3 tablepsoons tikka masala powder (more or less to taste)

enough yogurt to form a paste that just coats the chicken in a thin film (approx 1/2 cup)

A few tablespoons of lemon juice (optional)

salt and pepper to taste

pinch of red food colouring (optional – found at most indian stores)

To make:

Mix all ingredients together an allow to marinate for at least an hour if you have time.

Once ready skewer onto skewers and remove excess marinade. It should not be too wet.

Bake in a very hot preheated oven until well done.



Chicken Chickpea Curry

This is a quick and easy recipe for chickpea curry. You can cook the chickpeas yourself, or use canned if you are in a hurry. Either way, this recipe will not dissappoint.

You will need:

1 chicken breast (or chicken thigh fillets) – skin and fat removed – cubed

1 large onion- thiny sliced

1/2 teaspoon whole corriander seeds- crushed (optional)

2 tablespoons madras curry powder (or any one you like)


1 can of chicpeas

To make:

Fry onions in some oi (approx 1/3 cup) l on medium heat until lightly golden. Add spices and stir until fragrant. Add chicken and stir fry until almost cooked.

Add chick peas and 1 cup of water. Cook uncoverd until reduced if you are in a hurry, or reduce the heat and cover and cook slowly until the chickpeas are softened and the curry has thickened if you have some extra time (this will result in a more intense flavour). Add more water when necessary. Season well

Serve with steamed rice, paratha or bread of your choice. Enjoy!


  • Freshly chopped green chilli and corriander compliment this tasty dish

Chicken and Potato Pakora

This recipe is for very delicious pakoras. They are a deep fried indian/pakistani apetiser.

You will need (makes approx 12 pakoras)

2 cups besan flour (chickpea flour)

approx 2/3 cup water

1/4 teaspoon baking powder

1 medium chicken breast – chopped into  1.5 cm cubes (skin and fat removed)

1 large potato (boiled until just cooked) and chopped into 1.5 cm cubes

1 large onion- thinly sliced after cutting in half

1 teaspoon whole corriander seeds- crushed

2 tablespoons madras curry powder (yellow all purposes curry powder)

salt and pepper to taste


To make:

Saute onions in some oil until soft. Add chicken pieces and fry until just cooked. Add spices fry off for a minute until fragrant but not burnt.
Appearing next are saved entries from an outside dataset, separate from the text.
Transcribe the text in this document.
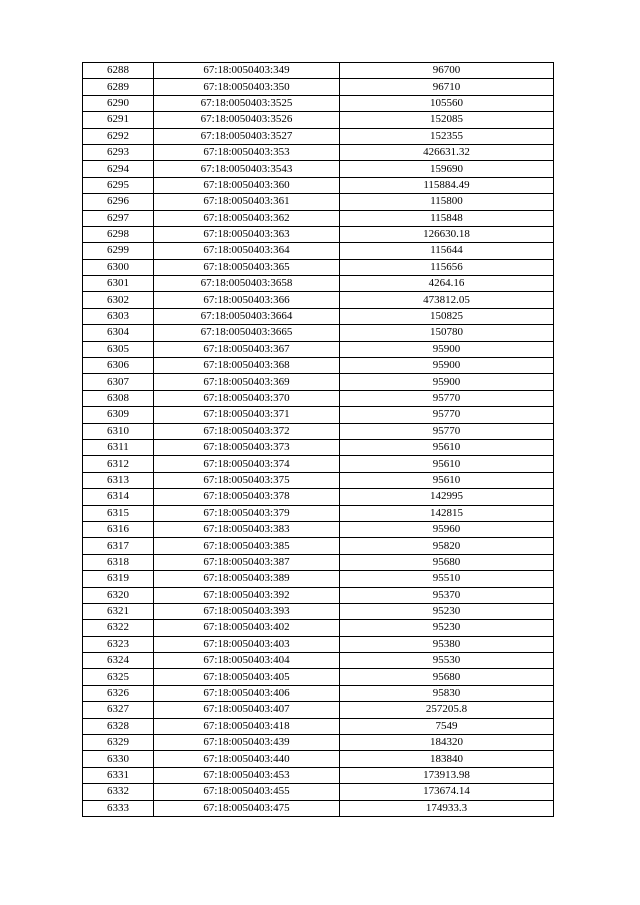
6288	67:18:0050403:349	96700
6289	67:18:0050403:350	96710
6290	67:18:0050403:3525	105560
6291	67:18:0050403:3526	152085
6292	67:18:0050403:3527	152355
6293	67:18:0050403:353	426631.32
6294	67:18:0050403:3543	159690
6295	67:18:0050403:360	115884.49
6296	67:18:0050403:361	115800
6297	67:18:0050403:362	115848
6298	67:18:0050403:363	126630.18
6299	67:18:0050403:364	115644
6300	67:18:0050403:365	115656
6301	67:18:0050403:3658	4264.16
6302	67:18:0050403:366	473812.05
6303	67:18:0050403:3664	150825
6304	67:18:0050403:3665	150780
6305	67:18:0050403:367	95900
6306	67:18:0050403:368	95900
6307	67:18:0050403:369	95900
6308	67:18:0050403:370	95770
6309	67:18:0050403:371	95770
6310	67:18:0050403:372	95770
6311	67:18:0050403:373	95610
6312	67:18:0050403:374	95610
6313	67:18:0050403:375	95610
6314	67:18:0050403:378	142995
6315	67:18:0050403:379	142815
6316	67:18:0050403:383	95960
6317	67:18:0050403:385	95820
6318	67:18:0050403:387	95680
6319	67:18:0050403:389	95510
6320	67:18:0050403:392	95370
6321	67:18:0050403:393	95230
6322	67:18:0050403:402	95230
6323	67:18:0050403:403	95380
6324	67:18:0050403:404	95530
6325	67:18:0050403:405	95680
6326	67:18:0050403:406	95830
6327	67:18:0050403:407	257205.8
6328	67:18:0050403:418	7549
6329	67:18:0050403:439	184320
6330	67:18:0050403:440	183840
6331	67:18:0050403:453	173913.98
6332	67:18:0050403:455	173674.14
6333	67:18:0050403:475	174933.3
Add potato pieces and stire until well combined. Season well.


Add the besan flour, baking powder and enough water to make a thick paste. Adjust seasoning if necessary.

Heat oil in a deep pan for deep frying. Do not have the oil too hot or else they will burn on the outside and remain raw on the inside.
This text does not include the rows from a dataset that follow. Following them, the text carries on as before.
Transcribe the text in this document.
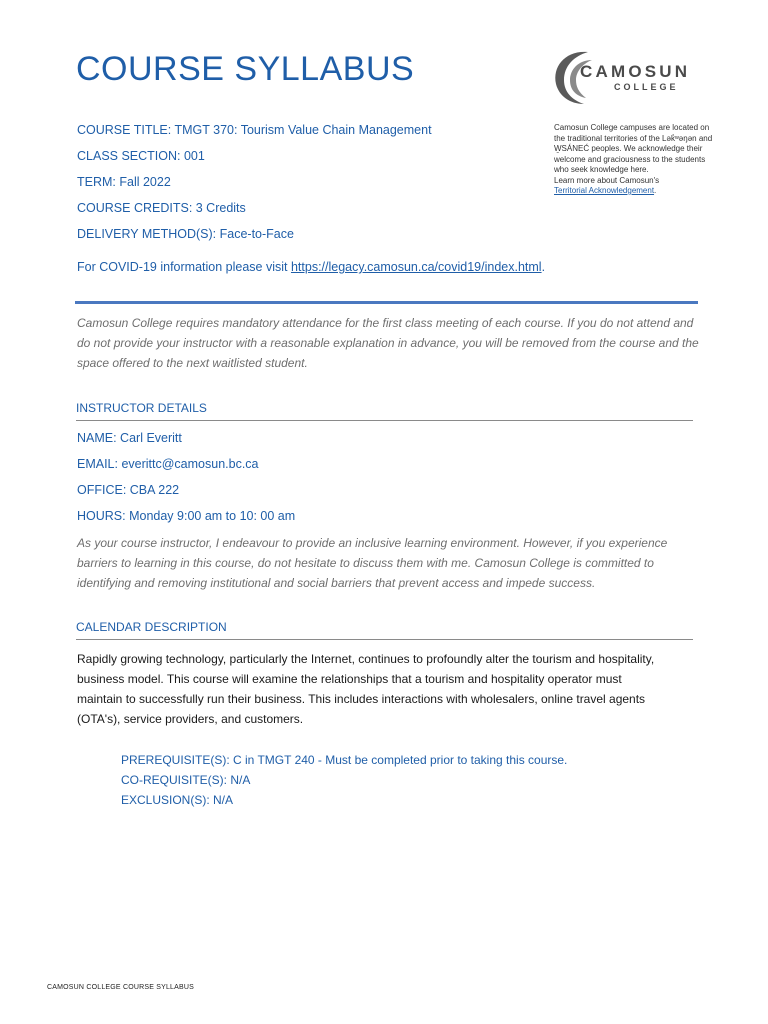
COURSE SYLLABUS	CAMOSUN
COLLEGE
COURSE TITLE: TMGT 370: Tourism Value Chain Management
CLASS SECTION: 001
TERM: Fall 2022
COURSE CREDITS: 3 Credits
DELIVERY METHOD(S): Face-to-Face
Camosun College campuses are located on the traditional territories of the Lək̓ʷəŋən and W̱SÁNEĆ peoples. We acknowledge their welcome and graciousness to the students who seek knowledge here.
Learn more about Camosun's
Territorial Acknowledgement.
For COVID-19 information please visit https://legacy.camosun.ca/covid19/index.html.
Camosun College requires mandatory attendance for the first class meeting of each course. If you do not attend and do not provide your instructor with a reasonable explanation in advance, you will be removed from the course and the space offered to the next waitlisted student.
INSTRUCTOR DETAILS
NAME: Carl Everitt
EMAIL: everittc@camosun.bc.ca
OFFICE: CBA 222
HOURS: Monday 9:00 am to 10: 00 am
As your course instructor, I endeavour to provide an inclusive learning environment. However, if you experience barriers to learning in this course, do not hesitate to discuss them with me. Camosun College is committed to identifying and removing institutional and social barriers that prevent access and impede success.
CALENDAR DESCRIPTION
Rapidly growing technology, particularly the Internet, continues to profoundly alter the tourism and hospitality, business model. This course will examine the relationships that a tourism and hospitality operator must maintain to successfully run their business. This includes interactions with wholesalers, online travel agents (OTA's), service providers, and customers.
PREREQUISITE(S): C in TMGT 240 - Must be completed prior to taking this course.
CO-REQUISITE(S): N/A
EXCLUSION(S): N/A
CAMOSUN COLLEGE COURSE SYLLABUS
Deep fry heaped tablespoons of the batter for a few minutes, rotating if necessary until deep golden in colour and cooked all through.

Serve with some chutney or chaat masala and enjoy!



  • Make sure your oil temperature is ok by doing an initial test batch. If it changes colour too quickly and remains raw on the inside you need to reduce the heat. If it takes very long to sizzle the the heat must be turned up.
  • It is ok if some of the chicken and potatos become mashed while mixing.
  • You can add freshly chopped corriander and chilli to the batter for a different flavour.